Ce communiqué non seulement valide le « racisme anti-Blanc » (bien que
ce ne soit pas la première fois pour cette association) mais il ne dit
pas un mot sur l’agression raciste contre le joueur Lukaku à propos de
laquelle Thuram a fait ses déclarations. Un triste exemple de
l’adaptation et de l’intégration aux logiques d’un régime bâti sur le
colonialisme et l’impérialisme.
En effet, même si nous ne partageons pas la totalité des déclarations
de Thuram, il pointe une réalité indéniable dans les sociétés comme la
française, l’italienne et bien d’autres en Europe occidentale, où il
existe un racisme structurel. Celui-ci est le fruit et en même temps un
élément essentiel d’un capitalisme impérialiste et colonialiste, comme
réalité historique mais aussi comme réalité actuelle.
La montée de courants politiques réactionnaires comme ceux de Salvini
en Italie ne fait que banaliser des attaques racistes comme celle subie
par Lukaku à Cagliari (soit dit en passant que certains supporters de
l’Inter -club de Lukaku- lui ont répondu qu’il ne s’agissait pas de
racisme et qu’il devait s’habituer). Mais en France, des politiciens
« centristes » comme ceux qui accompagnent Macron alimentent également
le racisme. Il suffit de citer Cédric Villani, député LREM et candidat
dissident à la mairie de Paris, qui déclarait la semaine dernière que
les problèmes dans l’éducation étaient imputables au fait que « la
France est une société qui est très chamarrée, colorée… ».

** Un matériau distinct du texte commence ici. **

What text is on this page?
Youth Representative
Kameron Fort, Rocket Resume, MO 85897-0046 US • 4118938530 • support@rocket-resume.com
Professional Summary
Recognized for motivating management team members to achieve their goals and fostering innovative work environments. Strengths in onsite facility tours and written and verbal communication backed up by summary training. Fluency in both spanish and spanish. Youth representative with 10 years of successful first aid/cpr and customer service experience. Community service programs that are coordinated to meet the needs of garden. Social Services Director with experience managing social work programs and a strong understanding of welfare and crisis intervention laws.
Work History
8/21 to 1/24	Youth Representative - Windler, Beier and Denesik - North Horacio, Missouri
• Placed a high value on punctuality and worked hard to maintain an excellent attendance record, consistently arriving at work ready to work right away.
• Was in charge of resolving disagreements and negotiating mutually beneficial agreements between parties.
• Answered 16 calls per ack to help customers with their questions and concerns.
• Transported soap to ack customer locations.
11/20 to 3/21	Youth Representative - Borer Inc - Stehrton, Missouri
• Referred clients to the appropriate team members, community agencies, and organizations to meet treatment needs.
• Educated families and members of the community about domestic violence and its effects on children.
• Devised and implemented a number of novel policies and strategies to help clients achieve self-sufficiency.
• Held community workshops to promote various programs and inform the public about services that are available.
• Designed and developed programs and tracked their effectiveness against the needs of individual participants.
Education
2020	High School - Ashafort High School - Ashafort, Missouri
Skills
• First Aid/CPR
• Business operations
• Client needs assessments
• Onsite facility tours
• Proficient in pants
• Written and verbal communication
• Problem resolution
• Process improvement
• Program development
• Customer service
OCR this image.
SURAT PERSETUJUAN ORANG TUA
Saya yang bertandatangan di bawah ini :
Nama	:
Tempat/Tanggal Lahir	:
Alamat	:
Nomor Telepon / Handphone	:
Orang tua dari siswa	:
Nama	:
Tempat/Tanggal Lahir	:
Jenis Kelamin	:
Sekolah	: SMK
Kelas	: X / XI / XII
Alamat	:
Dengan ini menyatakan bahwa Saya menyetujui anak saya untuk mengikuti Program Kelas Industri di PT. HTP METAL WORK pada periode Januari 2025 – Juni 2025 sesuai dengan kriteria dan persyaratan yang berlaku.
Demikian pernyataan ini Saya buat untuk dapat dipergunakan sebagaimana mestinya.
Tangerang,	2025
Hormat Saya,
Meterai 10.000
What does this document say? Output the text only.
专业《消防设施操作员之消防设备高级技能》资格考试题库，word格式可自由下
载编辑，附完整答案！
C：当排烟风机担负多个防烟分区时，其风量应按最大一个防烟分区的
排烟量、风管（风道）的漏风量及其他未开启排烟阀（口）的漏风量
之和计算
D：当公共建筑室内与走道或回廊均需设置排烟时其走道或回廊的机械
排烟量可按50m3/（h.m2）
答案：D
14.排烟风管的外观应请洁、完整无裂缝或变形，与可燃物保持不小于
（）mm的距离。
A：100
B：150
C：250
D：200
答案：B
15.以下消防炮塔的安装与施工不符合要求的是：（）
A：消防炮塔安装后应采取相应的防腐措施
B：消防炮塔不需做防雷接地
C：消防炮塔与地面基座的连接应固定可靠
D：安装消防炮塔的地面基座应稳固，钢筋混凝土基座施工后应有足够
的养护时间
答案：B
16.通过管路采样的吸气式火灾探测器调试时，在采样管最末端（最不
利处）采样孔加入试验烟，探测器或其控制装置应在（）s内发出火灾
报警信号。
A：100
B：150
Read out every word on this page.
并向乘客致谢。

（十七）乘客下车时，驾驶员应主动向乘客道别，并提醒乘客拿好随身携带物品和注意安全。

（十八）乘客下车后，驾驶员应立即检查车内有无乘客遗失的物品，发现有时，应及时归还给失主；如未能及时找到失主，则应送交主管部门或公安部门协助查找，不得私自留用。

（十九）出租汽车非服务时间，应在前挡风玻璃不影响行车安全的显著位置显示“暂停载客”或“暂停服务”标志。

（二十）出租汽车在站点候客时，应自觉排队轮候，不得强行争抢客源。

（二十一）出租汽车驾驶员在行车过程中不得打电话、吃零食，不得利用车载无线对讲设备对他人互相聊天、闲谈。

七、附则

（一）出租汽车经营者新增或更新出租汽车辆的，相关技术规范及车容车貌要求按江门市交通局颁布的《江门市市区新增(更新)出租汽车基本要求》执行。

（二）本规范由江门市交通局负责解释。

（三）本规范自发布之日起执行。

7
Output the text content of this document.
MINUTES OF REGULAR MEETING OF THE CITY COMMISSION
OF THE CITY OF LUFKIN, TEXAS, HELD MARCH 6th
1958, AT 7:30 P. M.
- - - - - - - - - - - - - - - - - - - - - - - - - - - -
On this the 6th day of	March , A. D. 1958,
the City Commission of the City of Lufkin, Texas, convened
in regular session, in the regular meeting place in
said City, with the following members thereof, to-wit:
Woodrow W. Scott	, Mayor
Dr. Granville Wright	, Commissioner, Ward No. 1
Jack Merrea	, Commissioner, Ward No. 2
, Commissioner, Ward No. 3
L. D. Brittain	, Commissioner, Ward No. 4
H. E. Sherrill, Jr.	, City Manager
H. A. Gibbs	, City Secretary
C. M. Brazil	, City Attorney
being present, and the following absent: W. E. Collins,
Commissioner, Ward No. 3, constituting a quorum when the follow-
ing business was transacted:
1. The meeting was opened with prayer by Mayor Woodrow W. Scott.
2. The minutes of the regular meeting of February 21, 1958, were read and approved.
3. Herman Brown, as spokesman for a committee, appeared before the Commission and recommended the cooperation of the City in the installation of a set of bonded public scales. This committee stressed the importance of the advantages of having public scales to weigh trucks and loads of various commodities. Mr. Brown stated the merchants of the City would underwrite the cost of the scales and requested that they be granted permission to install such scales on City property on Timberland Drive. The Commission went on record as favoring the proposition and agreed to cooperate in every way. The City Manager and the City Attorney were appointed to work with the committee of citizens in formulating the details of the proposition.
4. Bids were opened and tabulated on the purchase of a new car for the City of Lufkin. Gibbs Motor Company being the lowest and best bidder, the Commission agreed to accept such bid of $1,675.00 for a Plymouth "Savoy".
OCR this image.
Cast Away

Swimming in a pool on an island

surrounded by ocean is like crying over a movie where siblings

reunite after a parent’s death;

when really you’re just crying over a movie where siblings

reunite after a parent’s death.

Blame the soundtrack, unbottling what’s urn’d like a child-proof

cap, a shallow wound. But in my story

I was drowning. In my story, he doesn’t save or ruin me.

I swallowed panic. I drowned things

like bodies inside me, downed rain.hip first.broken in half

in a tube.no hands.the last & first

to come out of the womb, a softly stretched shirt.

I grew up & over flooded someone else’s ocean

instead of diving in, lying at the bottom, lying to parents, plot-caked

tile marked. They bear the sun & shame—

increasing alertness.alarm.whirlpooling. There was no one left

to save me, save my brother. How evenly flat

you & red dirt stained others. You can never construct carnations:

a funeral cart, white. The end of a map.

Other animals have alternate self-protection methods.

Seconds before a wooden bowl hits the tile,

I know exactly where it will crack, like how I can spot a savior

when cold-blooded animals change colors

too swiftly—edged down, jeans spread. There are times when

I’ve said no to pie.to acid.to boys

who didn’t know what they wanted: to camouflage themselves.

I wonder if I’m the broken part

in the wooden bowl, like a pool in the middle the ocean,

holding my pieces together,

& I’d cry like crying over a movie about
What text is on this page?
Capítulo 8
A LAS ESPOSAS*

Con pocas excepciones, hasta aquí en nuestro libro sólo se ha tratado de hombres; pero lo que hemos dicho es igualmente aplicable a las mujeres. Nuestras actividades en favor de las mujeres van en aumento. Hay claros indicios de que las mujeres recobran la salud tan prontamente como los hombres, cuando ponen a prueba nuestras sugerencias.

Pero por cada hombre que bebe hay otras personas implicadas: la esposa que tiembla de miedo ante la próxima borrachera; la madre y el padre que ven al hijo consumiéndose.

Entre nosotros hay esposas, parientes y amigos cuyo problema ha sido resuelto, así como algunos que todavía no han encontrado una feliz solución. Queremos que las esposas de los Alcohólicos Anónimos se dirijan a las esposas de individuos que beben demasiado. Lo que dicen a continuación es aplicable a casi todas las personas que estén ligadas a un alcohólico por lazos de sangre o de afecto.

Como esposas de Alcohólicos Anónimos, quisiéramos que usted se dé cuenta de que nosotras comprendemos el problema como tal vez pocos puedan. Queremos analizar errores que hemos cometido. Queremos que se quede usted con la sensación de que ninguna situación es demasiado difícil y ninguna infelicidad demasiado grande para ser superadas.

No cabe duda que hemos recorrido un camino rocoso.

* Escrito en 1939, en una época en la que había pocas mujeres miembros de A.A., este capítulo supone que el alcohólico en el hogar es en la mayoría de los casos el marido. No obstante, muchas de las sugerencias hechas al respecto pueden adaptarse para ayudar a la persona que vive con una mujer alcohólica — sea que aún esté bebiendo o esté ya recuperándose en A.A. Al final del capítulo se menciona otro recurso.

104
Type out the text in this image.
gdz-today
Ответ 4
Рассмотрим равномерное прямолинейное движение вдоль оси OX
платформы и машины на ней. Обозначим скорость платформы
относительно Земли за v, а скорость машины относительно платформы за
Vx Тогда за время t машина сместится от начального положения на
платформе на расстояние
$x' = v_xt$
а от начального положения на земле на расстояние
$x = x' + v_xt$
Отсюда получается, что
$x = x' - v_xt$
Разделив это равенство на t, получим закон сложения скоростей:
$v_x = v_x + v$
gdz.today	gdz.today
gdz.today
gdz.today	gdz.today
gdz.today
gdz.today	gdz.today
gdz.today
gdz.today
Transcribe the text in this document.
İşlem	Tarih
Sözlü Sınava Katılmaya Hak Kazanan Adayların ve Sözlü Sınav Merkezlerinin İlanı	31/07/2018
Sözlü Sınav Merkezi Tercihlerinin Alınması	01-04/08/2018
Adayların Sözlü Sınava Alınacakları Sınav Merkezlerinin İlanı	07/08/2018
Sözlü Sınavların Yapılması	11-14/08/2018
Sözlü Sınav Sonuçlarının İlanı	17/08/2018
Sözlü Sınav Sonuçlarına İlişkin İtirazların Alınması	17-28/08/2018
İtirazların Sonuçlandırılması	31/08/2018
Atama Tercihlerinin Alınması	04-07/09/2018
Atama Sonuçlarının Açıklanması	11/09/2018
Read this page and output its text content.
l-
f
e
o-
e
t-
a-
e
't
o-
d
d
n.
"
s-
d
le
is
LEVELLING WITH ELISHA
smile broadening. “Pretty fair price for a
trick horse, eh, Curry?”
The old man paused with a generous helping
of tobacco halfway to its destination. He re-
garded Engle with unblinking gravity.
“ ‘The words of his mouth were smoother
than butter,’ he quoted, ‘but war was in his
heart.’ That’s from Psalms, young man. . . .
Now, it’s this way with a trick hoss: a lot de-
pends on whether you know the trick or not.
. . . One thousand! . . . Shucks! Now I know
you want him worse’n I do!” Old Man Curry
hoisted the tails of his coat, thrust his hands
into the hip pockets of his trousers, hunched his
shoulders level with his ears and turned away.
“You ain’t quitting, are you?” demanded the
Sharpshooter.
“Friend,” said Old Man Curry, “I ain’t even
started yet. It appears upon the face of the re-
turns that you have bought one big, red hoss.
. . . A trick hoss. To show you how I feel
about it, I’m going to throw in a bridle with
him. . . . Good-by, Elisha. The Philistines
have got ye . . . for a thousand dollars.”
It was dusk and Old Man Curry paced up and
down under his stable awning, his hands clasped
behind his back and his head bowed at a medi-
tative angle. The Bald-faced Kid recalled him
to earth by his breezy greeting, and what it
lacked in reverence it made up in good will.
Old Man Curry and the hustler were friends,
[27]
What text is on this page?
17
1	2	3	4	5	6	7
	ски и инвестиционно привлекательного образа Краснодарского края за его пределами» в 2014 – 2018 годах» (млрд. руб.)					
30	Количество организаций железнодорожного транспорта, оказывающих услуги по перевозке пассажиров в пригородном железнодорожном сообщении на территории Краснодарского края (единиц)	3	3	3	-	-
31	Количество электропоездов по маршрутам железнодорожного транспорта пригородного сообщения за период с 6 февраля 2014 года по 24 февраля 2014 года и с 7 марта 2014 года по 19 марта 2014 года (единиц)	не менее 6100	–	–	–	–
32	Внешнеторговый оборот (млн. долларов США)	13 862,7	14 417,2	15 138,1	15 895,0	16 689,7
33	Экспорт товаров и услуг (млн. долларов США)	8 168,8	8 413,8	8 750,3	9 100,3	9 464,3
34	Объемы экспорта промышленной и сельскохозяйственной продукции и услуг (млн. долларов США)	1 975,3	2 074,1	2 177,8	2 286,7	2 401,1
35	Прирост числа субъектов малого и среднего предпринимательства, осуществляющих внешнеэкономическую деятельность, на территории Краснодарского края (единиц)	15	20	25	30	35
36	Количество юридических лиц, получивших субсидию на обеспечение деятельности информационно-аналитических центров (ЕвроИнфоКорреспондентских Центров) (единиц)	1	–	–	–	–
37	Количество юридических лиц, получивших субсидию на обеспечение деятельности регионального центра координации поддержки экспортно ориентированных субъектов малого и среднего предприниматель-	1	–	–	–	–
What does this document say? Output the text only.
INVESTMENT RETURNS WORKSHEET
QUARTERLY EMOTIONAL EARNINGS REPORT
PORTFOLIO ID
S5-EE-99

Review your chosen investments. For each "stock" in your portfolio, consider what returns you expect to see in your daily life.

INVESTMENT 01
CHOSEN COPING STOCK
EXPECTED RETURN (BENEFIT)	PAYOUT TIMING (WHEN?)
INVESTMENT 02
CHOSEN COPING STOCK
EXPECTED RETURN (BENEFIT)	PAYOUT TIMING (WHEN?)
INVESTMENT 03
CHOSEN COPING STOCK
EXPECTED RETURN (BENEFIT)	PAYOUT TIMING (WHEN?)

C’est en ce sens que la lutte contre le racisme ne peut jamais venir
des capitalistes et leurs partis. Le racisme est l’un de leurs
instruments centraux pour diviser les travailleurs et les classes
populaires afin de préserver un ordre social d’exploitation et
d’oppression. C’est en ce sens, que la lutte contre l’oppression
raciste, et contre l’ensemble des oppressions, est intimement liée à la
lutte contre le système capitaliste et inversement.